Labeling GMOs mandated by bill
Published: Thursday, April 12, 2012
Updated: Wednesday, April 11, 2012 20:04
Over 70 percent of all packaged foods sold in the United States contain genetically engineered ingredients.
Without labeling mandates for these food products, consumers are in the dark about what exactly they are putting into their bodies or feeding to their loved ones.
Unless you have been living under a rock, you have probably heard of Vermont’s Right to Know Genetically Engineered Food Act (H.722). The popular legislative bill would require mandatory labels on genetically engineered food sold at retail outlets in Vermont. The bill has received an overwhelming amount of support with thousands of emails and calls and a 6-5 majority in the Vermont House Agriculture Committee.

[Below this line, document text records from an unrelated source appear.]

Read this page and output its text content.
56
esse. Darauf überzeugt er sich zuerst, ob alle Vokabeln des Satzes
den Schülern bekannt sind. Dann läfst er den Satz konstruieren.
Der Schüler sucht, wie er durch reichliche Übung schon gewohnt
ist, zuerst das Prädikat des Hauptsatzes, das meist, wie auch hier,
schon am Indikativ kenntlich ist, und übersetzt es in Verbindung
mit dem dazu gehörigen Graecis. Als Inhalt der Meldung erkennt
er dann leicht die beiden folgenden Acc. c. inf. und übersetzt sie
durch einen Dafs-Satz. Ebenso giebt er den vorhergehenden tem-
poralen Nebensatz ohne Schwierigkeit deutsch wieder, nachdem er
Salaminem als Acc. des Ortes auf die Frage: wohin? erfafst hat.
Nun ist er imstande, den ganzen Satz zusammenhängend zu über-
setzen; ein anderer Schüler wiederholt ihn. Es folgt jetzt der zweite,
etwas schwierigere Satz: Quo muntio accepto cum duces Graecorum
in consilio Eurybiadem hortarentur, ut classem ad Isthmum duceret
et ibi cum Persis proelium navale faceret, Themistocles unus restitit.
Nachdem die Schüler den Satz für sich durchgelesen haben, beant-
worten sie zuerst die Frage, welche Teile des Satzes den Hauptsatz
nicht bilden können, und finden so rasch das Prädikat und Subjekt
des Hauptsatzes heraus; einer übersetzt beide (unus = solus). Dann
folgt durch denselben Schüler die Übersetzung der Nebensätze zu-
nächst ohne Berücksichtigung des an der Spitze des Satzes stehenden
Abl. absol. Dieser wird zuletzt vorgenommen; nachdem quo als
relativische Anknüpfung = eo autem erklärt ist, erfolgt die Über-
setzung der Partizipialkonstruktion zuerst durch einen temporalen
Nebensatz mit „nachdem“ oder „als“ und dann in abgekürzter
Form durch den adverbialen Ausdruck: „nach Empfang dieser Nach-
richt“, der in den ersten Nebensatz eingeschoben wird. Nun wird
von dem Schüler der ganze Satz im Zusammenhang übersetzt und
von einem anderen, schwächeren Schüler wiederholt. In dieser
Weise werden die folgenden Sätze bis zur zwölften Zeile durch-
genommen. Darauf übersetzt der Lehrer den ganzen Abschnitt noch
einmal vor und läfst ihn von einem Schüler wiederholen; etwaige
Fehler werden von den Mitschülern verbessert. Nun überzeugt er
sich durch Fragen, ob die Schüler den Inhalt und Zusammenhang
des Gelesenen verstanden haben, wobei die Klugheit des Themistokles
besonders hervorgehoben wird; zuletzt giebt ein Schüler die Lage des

However, the bill is losing steam with only four weeks remaining before the legislature adjourns for the year.
Despite the push to move forward, Vermont legislators are opting to idle the voting process with more public hearings in the hope to buy more time until the closing of the legislative session in the beginning of May.
This extra negotiation and lack of progression in the state House coincides with added pressure from corporate giant Monsanto, which strives to achieve sustainable agriculture.
Monsanto recently threatened a public official with the idea that it would sue Vermont if it dares to pass the bill.
Yes, Monstanto has a great deal of influence in our nation’s capitol as well as most state capitals, but elected Vermonters should not abandon public interest and ethics in the wrath of corporate intimidation.
Unfortunately, because of Monsanto’s incredibly powerful position, government and industry persistently side with the genetically modified giant rather than with the majority of the population supporting labeling.
Vermont, one of the most progressive states in the nation, needs to take responsibility and demand the basic right of knowing what is in our food.
For students passionate about the issue, there is a perfect opportunity to get involved and have your voice heard.
Attend the House Agriculture Committee’s public hearing on April 12 from 6:30-8:30 p.m. Let your legislators know that you want to label GMOs.